October 22, 2009 by Frank Hooks · Leave a Comment 


I want you to think back to when you were a kid.  Do you remember “No Soliciting” signs on the front doors of businesses and houses?  It was a different time before email and websites and eight hundred television stations.  There were actually door to door salesman that would walk around trying to sell you stuff because it was one of the ways available to get their product in front of you.  It actually was so prevalent that people would get pissed from having their front door bell rang all the time, they put these signs up giving you fair warning not to knock on their door.  I can still remember my father slamming the door in the face of some guy from Greenpeace way back when.

When we signed our son up for little league, you had to assist the league in fundraising.  This was done by having each family sell a box of about twenty candy bars.  You either take the time to sell the candy bars or you pay an additional forty dollars cash up front for the registration fee if you want your kid to play baseball.  We take the chocolate bars and walk around the neighborhood once and sell maybe one or two candy bars.  What are we gonna do with the rest of them?  You give it three or four weeks and they magically disappear into my mouth, my wife’s mouth and my kids’ mouths.  Now, we’ve eaten all the candy and have to pay for it.  Good grief! 

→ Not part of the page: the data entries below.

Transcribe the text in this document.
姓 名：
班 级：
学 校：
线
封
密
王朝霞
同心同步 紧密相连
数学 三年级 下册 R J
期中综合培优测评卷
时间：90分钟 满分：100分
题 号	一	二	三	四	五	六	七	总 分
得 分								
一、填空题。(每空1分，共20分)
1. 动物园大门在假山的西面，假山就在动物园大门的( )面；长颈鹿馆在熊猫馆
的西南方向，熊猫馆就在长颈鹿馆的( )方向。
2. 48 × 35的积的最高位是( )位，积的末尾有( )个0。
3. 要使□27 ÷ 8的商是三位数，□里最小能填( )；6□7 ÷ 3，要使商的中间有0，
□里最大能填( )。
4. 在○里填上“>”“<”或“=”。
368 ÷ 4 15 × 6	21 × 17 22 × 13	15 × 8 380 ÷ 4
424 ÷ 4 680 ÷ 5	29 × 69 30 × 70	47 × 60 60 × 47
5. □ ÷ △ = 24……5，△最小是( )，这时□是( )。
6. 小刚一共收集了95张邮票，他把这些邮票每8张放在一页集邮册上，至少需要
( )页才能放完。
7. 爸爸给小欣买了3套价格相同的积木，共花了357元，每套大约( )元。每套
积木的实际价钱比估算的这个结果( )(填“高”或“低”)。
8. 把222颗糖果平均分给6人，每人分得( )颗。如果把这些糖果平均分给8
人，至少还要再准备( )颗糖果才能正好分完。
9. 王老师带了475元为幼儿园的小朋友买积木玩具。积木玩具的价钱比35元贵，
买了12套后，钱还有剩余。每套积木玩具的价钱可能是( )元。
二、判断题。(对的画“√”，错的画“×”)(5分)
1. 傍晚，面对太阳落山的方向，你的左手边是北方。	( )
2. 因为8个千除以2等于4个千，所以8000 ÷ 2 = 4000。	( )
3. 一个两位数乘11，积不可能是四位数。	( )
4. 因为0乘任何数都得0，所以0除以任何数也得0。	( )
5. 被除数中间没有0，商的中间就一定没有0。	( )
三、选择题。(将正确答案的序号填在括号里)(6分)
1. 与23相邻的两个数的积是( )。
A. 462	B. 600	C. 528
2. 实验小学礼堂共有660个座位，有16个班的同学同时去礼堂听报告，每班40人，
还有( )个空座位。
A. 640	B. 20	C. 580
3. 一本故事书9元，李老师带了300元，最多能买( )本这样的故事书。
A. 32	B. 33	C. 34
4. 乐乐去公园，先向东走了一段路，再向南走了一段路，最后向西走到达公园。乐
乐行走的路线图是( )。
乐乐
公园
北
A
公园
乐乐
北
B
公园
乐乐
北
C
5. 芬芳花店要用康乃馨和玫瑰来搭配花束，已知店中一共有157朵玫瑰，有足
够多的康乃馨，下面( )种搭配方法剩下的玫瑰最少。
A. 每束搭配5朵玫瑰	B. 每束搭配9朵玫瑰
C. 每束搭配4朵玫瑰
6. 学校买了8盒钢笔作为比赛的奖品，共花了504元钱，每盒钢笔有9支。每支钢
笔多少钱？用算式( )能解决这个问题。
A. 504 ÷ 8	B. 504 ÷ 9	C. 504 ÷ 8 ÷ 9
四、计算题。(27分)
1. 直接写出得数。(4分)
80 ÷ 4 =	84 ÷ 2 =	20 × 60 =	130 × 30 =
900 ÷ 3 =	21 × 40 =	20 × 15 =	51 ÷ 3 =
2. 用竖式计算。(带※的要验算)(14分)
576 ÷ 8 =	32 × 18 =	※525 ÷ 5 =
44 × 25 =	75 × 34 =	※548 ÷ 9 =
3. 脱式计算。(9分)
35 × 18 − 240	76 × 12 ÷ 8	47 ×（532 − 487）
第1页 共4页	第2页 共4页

The door to door salesman still exists but in a different form and for a different purpose.  They are all cute little boys and girls walking around the neighborhoods in some kind  of uniform or another with freckles and ballcaps or ribbons in their hair.  The typical for sale items are magazines, wrapping paper, popcorn, candy and cookies.  It’s the perfect scam getting the children to do the dirty work for all of these organizations that supposedly need money and it’s high time it stopped.  It’s the same old sob story with the teacher’s, the schools, the pta, the girl scouts, the cub scouts and so on.  If we don’t fundraise, then programs and activities are going to be cut.  I’ve been hearing this same old tune for a long time and it never seems to change and the programs and activities always seem to grow and never diminish.

The ultimate question is where does all the money go?  Do you remember the director of the Red Cross here in San Diego whose salary was $400,000.00 per year?  You ever notice there is never an accounting made available of what the funds are for?  What’s the cost of the actual goods being sold?  Whose really benefiting from the proceeds?  How much of the proceeds actually ends up at the local level?  When did this become the children’s responsibility to do this?  How much free labor did these organizations just receive from us and our kids? 

I know a lot of you think I sound like a curmudgeon.  What put me over the top?  The schools sure do seem to send a lot of papers home with the children.  Usually, my wife reads all of these papers and I never looked at them until recently.  My eight year old daughter brings me a piece of paper saying I have to fill it out because she has to return it in the morning.  It’s an order form to buy books.  The schools’ and the teachers’ are now peddling books to the children through the classroom and I have to fill out a form saying yes or no.  Why can’t they read the books at the school?  Isn’t the library good enough?  Shouldn’t our taxes cover this?  Please don’t tell me some kid isn’t going to learn how to read if I don’t help out.

Do people question things anymore?  Are we all so busy in our own lives that we don’t notice the slow transformations that have taken place incrementally over time?  Are we all ever going to stand up and say no to some of this stuff or are we too afraid of conforming and keeping our mouths shut?  I sure have a lot more questions than answers.

I won’t slam the door in your face, but the answer will be a polite, “No.”